Conte de comptoir.
cedrictortel
- Toujours la même chose inspecteur ?
- Avec un glaçon pas deux, grommela Harry Fleshman, inspecteur à la retraite depuis 15 ans.
- C’est comme si c’était fait, lança Eddie, déjà occupé à verser une rasade de whisky dans un verre carré.
- Y’a pas foule ce soir.
- C’est la veille de Noel et il neige dehors. Y a que des barmans fauchés et des vieux alcooliques pour être au bar un soir pareil, lui répondit Eddie, tout en déposant le verre plein sur un papier carré. Et voilà. Satisfait ?

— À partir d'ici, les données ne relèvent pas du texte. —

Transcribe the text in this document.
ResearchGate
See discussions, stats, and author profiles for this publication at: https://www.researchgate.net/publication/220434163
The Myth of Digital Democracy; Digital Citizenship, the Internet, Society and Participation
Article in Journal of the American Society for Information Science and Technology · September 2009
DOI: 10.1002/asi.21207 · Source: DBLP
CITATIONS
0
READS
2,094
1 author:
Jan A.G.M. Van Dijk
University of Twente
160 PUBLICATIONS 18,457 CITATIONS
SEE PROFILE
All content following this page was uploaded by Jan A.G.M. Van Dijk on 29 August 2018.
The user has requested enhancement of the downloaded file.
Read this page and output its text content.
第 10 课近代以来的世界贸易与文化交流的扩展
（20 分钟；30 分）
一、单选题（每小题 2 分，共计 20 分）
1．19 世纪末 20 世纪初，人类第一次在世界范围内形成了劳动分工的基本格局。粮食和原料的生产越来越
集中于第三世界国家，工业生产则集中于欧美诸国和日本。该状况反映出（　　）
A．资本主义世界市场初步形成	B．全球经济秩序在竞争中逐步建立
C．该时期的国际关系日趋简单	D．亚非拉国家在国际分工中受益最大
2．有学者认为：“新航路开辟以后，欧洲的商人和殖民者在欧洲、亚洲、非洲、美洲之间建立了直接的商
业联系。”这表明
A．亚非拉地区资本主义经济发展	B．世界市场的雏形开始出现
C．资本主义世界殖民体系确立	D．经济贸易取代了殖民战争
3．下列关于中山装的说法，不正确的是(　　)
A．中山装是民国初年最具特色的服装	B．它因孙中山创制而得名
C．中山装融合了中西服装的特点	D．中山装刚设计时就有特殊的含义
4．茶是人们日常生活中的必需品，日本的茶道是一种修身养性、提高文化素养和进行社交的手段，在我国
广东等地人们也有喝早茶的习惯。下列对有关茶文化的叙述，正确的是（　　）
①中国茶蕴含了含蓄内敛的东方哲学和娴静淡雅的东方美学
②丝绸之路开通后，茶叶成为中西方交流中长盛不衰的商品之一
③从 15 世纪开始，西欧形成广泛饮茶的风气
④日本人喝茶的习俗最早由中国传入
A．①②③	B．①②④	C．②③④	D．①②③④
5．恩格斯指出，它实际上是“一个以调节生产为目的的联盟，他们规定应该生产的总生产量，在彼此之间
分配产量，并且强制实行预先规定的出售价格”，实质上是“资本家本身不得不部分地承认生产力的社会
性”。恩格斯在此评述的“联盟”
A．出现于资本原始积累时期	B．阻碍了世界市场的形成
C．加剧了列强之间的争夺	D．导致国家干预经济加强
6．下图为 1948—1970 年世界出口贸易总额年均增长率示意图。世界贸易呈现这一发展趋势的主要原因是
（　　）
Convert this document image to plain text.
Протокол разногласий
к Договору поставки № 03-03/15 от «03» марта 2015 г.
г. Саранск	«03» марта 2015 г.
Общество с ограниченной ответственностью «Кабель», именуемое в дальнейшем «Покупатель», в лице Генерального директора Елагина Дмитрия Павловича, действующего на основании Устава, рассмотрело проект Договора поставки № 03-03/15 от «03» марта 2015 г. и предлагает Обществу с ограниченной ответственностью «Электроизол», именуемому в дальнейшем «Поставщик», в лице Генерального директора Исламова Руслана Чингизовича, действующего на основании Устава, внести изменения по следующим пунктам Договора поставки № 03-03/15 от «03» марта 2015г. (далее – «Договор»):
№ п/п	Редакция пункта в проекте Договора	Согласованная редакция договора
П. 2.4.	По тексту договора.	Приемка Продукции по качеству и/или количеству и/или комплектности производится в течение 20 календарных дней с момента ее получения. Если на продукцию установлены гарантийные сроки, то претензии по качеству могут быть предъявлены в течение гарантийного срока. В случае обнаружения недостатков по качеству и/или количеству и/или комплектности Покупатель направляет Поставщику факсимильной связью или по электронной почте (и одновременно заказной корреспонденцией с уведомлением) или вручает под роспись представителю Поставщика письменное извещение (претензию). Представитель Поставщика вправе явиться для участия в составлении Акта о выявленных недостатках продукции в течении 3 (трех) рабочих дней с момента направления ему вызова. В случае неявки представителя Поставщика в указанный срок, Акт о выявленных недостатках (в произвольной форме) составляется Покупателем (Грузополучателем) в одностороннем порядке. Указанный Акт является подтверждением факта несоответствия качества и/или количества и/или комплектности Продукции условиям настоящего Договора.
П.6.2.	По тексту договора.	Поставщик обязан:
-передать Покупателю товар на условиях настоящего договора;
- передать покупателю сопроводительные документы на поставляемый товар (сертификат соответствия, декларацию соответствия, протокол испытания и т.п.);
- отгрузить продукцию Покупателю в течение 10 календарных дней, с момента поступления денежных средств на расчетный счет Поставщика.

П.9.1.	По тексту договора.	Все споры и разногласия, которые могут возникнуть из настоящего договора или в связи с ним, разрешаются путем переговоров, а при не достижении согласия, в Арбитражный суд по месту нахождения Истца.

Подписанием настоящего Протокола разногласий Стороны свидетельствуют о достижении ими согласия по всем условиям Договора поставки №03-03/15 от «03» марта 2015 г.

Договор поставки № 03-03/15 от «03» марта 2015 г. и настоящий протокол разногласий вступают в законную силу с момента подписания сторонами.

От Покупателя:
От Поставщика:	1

- J’te dirai ca après l’avoir bu Eddie.
- Comme monsieur voudra. C’est quoi ça ? Un cadeau ? lança Eddie, fixant la rose et le dossier posés sur le comptoir.
- Une rose.
- Oui j'ai vu! C'est pour moi ?
- Très drôle. Non, j’ai un rendez-vous.
- Un rencard, un soir de Noel. Elle est pas banale celle-là. Elle est jolie au moins ? Vous allez la bassinez avec vos vieux dossiers ? ricana Eddie.
- Qu’est-ce que ça peut te faire ?
- Allons inspecteur, on ne cause pas boulot à un "date". Elémentaire non ? dit Eddie dans un large sourire.
- Je vois que tu n’as que moi à emmerder ce soir. Tu veux connaitre son histoire à ce dossier ?
- J’adore les histoires. C’est un conte de Noël ?
- Pas un conte, un meurtre.
- Encore mieux.
- C’était en hiver 1994. J’étais de nuit, je m’ennuyais ferme, le téléphone a sonné. Code 10. Le premier du soir.
- Code quoi ?
- Ca veut dire macchabé. Je prends la patrouilleuse. Je traverse fissa Manhattan, toute sirène hurlante, mais lentement. Il avait neigé, la route était gelée. Je descends la 72ème et là j’arrive. Un flic me fait signe, et j’entre dans Central Park. De la neige partout. Pas un chat. Pas un bruit. Va savoir pourquoi, j’avais peur de parler. J’ai suivis l’officier en silence. 15 minutes plus tard, j’avais les pieds et les mains gelés. Putain de neige ! Enfin des lumières. On passe le ruban jaune posé à la hâte et un officier, un sergent, vient vers moi. Inspecteur, venez c’est juste là. Et puis il s’arrête et me dit. Glacial hein ? Je le regarde, interdit. De quoi il parle ? Du temps ? Et là je le vois. Ça m’a fait un choc. Le mort, un homme, était étalé dans la neige, sur le dos. Il avait les yeux ouverts, fixes, tournés vers la lune. Son visage était bleuit par la mort et le froid. Ça lui donnait un visage très expressif. Sans cette fine ligne de sang qui lui sortait du nez, et avait glissé jusqu’à la commissure des lèvres, on aurait pu croire qu’il était vivant. En fait, il semblait plus vivant que mort. Et tout ce sang. La neige en était imbibée. Il reposait littéralement sur un linceul pourpre. Juste à côté de lui, il y avait une rose. Rouge sang. Gelée. Je regardais, fasciné. Un vrai tableau. C’était glacial, ouais.
Harrry regarda un long moment le fond de son verre.
- Il est mort comment ? demanda Eddie.
- Une balle dans le ventre, dit Harry le regard perdu, il tenait son arme dans sa main gelée.
- Un suicide?
- C’est ce que tout le monde a conclu trop vite fiston, car tu vois, j’ai jamais vu un mec se suicider en se tirant une balle de biais dans le ventre. Et il y avait des traces pas nettes autour de lui. Mais bon, on n’avait aucune piste, rien, nada. Y avait d’autres chats à fouetter. Ils ont classé l’affaire, et au suivant.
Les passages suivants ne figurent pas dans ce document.